Such expectancy has steadied every leader for God, in these old pages from first to last, young Joseph in the dungeon, Joshua in the glare of the limelight, into which he was suddenly thrust, and ruddy-faced singing David fleeing and hiding for his life from the javelin of Saul. It was the clear-seeing eye of Isaiah and Jeremiah in the homeland, and of Ezekiel and Daniel among the weeping exiles, that kept the heart of the nation warm with the vision of what was surely coming. The thrill of expectancy runs through the pages of this old Hebrew classic. Its light is never out of the eye, nor its alluring out of earshot.

When Jesus walked among men expectation ran high. When He was killed the gloom of the three days was the gloom of a bright light suddenly put out. The darkness was intensified by the light that had been shining. Then there came a new sort of expectancy, higher, finer, of the inner spirit. This Jesus was coming back, in all the glory of the old prophetic vision, made realer by the personal touch these men knew, and this new expectancy puts all the paper of the New Testament a-tremble with delight. It is the light that lighteth every page and epistle, every contested path of witness, and every hour of suffering because of faith.

[185] Acts iii. 20-21; xv. 14-18.

The Church of these New Testament pages is a watching Church. The expectancy of the Lord Jesus' return is the north star of their sky. It never swerves. All the rest revolves around it. They see everything else in relation to this. Their going into all the world and preaching to every creature was not simply for men's conversion: that surely: but beyond that, it was to bring the Christ back for the next step in His world programme. He would come and set up His kingdom, and then through the kingdom would come a yet wider, farther-reaching world evangelizing.[185] This expectancy controlled their life and activity. Through their faithful world witnessing He would come.

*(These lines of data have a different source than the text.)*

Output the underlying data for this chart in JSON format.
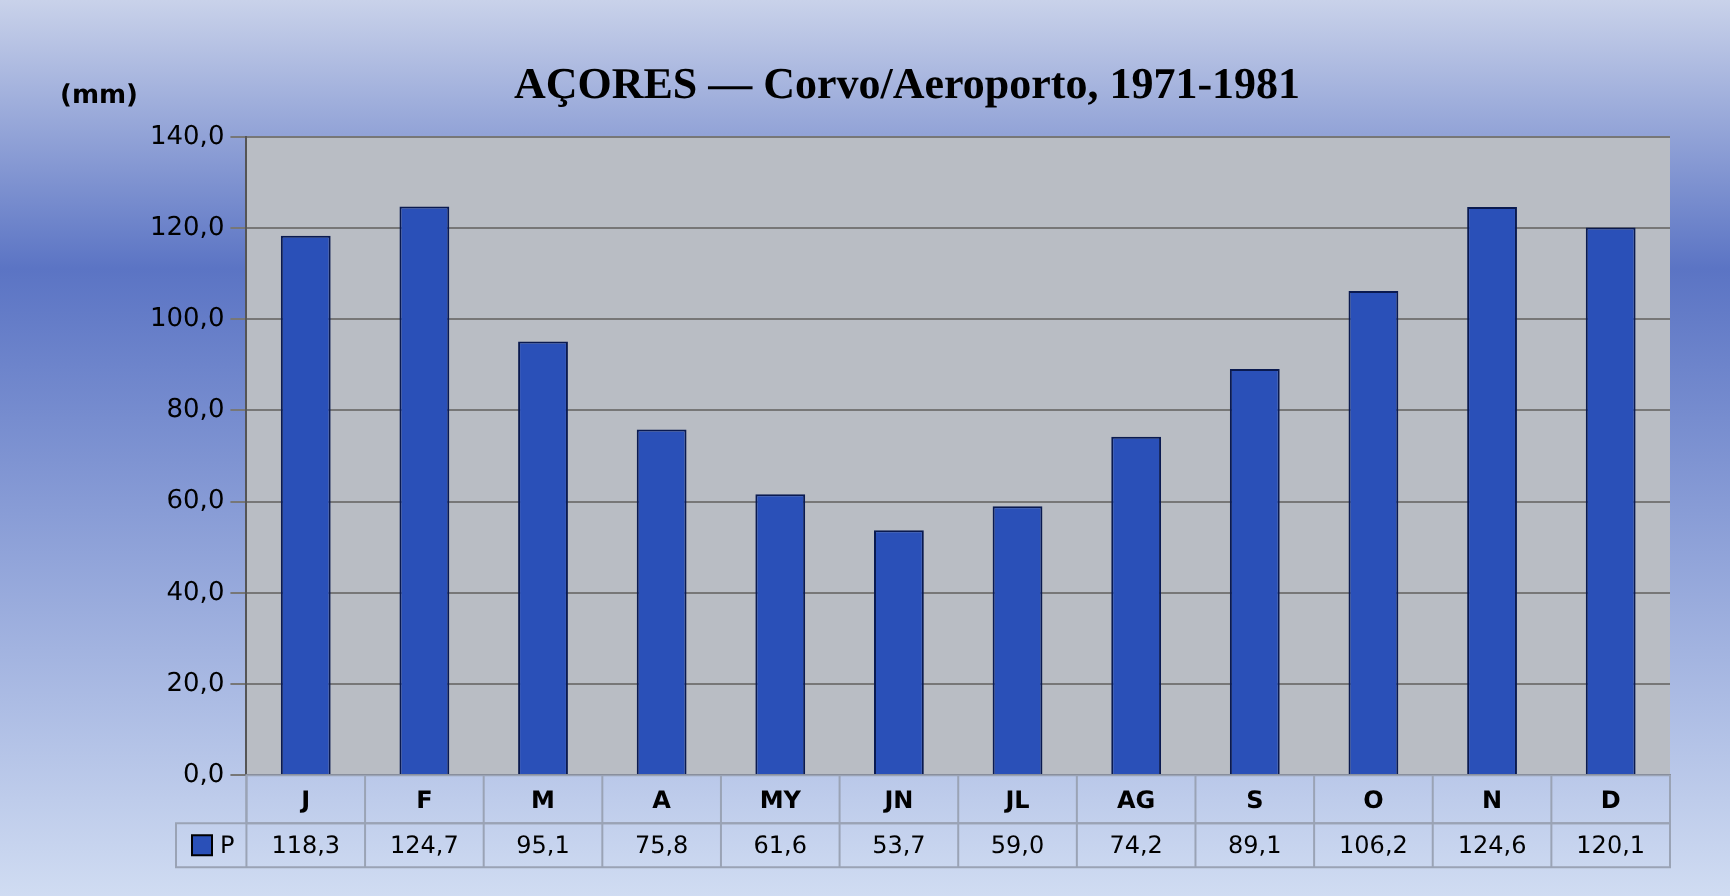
{
  "chart_data": {
    "type": "bar",
    "title": "AÇORES — Corvo/Aeroporto, 1971-1981",
    "ylabel": "(mm)",
    "categories": [
      "J",
      "F",
      "M",
      "A",
      "MY",
      "JN",
      "JL",
      "AG",
      "S",
      "O",
      "N",
      "D"
    ],
    "series": [
      {
        "name": "P",
        "color": "#2a50b8",
        "values": [
          118.3,
          124.7,
          95.1,
          75.8,
          61.6,
          53.7,
          59.0,
          74.2,
          89.1,
          106.2,
          124.6,
          120.1
        ],
        "value_labels": [
          "118,3",
          "124,7",
          "95,1",
          "75,8",
          "61,6",
          "53,7",
          "59,0",
          "74,2",
          "89,1",
          "106,2",
          "124,6",
          "120,1"
        ]
      }
    ],
    "ylim": [
      0,
      140
    ],
    "yticks": [
      {
        "value": 0,
        "label": "0,0"
      },
      {
        "value": 20,
        "label": "20,0"
      },
      {
        "value": 40,
        "label": "40,0"
      },
      {
        "value": 60,
        "label": "60,0"
      },
      {
        "value": 80,
        "label": "80,0"
      },
      {
        "value": 100,
        "label": "100,0"
      },
      {
        "value": 120,
        "label": "120,0"
      },
      {
        "value": 140,
        "label": "140,0"
      }
    ],
    "grid": "y",
    "legend": "bottom"
  }
}
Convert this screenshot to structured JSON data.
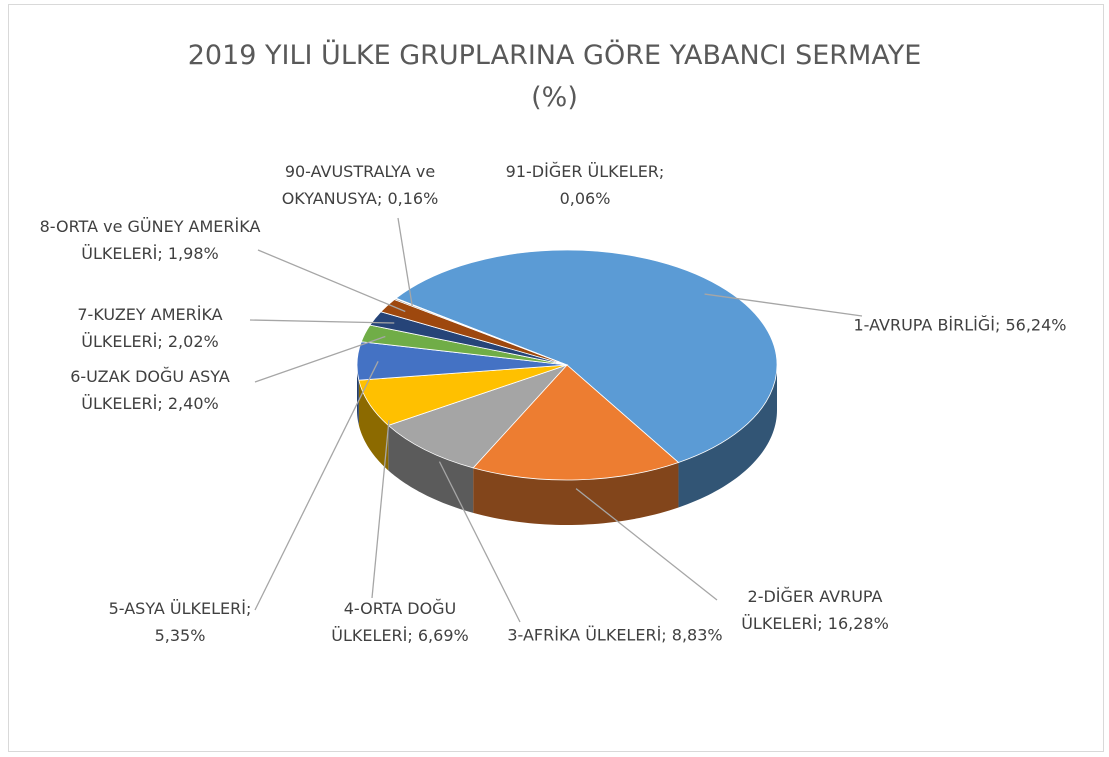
{
  "chart_data": {
    "type": "pie",
    "title": "2019 YILI ÜLKE GRUPLARINA GÖRE YABANCI SERMAYE",
    "subtitle": "(%)",
    "categories": [
      "1-AVRUPA BİRLİĞİ;",
      "2-DİĞER AVRUPA ÜLKELERİ;",
      "3-AFRİKA ÜLKELERİ;",
      "4-ORTA DOĞU ÜLKELERİ;",
      "5-ASYA ÜLKELERİ;",
      "6-UZAK DOĞU ASYA ÜLKELERİ;",
      "7-KUZEY AMERİKA ÜLKELERİ;",
      "8-ORTA ve GÜNEY AMERİKA ÜLKELERİ;",
      "90-AVUSTRALYA ve OKYANUSYA;",
      "91-DİĞER ÜLKELER;"
    ],
    "values": [
      56.24,
      16.28,
      8.83,
      6.69,
      5.35,
      2.4,
      2.02,
      1.98,
      0.16,
      0.06
    ],
    "value_labels": [
      "56,24%",
      "16,28%",
      "8,83%",
      "6,69%",
      "5,35%",
      "2,40%",
      "2,02%",
      "1,98%",
      "0,16%",
      "0,06%"
    ],
    "colors": [
      "#5b9bd5",
      "#ed7d31",
      "#a5a5a5",
      "#ffc000",
      "#4472c4",
      "#70ad47",
      "#264478",
      "#9e480e",
      "#636363",
      "#997300"
    ]
  }
}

And as the knot is put on the end of the thread of revelation the very knotted thread seems aglow with the glory of what is coming. The Bible from end to end is a-thrill with expectancy, a hopeful watching for something, aye, for some One.

A Calendar of Events.

We have been looking a bit closely at this knot in the end, the threads composing it. Now we want to gather up all that we have been going over with the light that comes from the other pages, so as to have some sort of a simple, clear grasp of the truth. This will help our eyesight. We can watch the horizon better. Our eyes will be steadier in the glare of the lower lights, and sharper to see in the spells of darkness that get thicker now and then.

It is interesting to notice that this book of the Revelation is a calendar book. That is to say, it is not a calendar of dates but of events. It gives coming events in the order in which they will occur. Its table of contents becomes an outline of coming events. There is the Man of Fire standing among the candlesticks. Then comes an hour when He advances to the next step in His programme. Then, step by step, there follow the occurrences until the kingdom is actually here. And then the after events, when the kingdom's work is done.

It turns out that this thing of our Lord's return cuts a wider swath than we are apt to think, if we don't stop to think. That is because of Who it is that is coming. An event takes on the size of the chief person concerned. This Lord Jesus is the One through whom our world was made in the early time, when there were no calendars. So His coming naturally concerns the whole world. It concerns the system of evil in which the world is entangled, and the evil spirit world so closely interlocked with our own.

Then our Lord Jesus came amongst us as a man. He came as a Jewish man, and to the Jewish nation. So His coming concerns the Jew and the Jewish capital, Jerusalem. When He sent down His executive, the Holy Spirit, a new organization was formed, the Church. So His coming concerns the Church, and concerns it very intimately, for it is spoken of as a body of which He is the head. When Jesus came it was to die for a world and to redeem a world. And so His coming concerns the future plans of the earth and the race.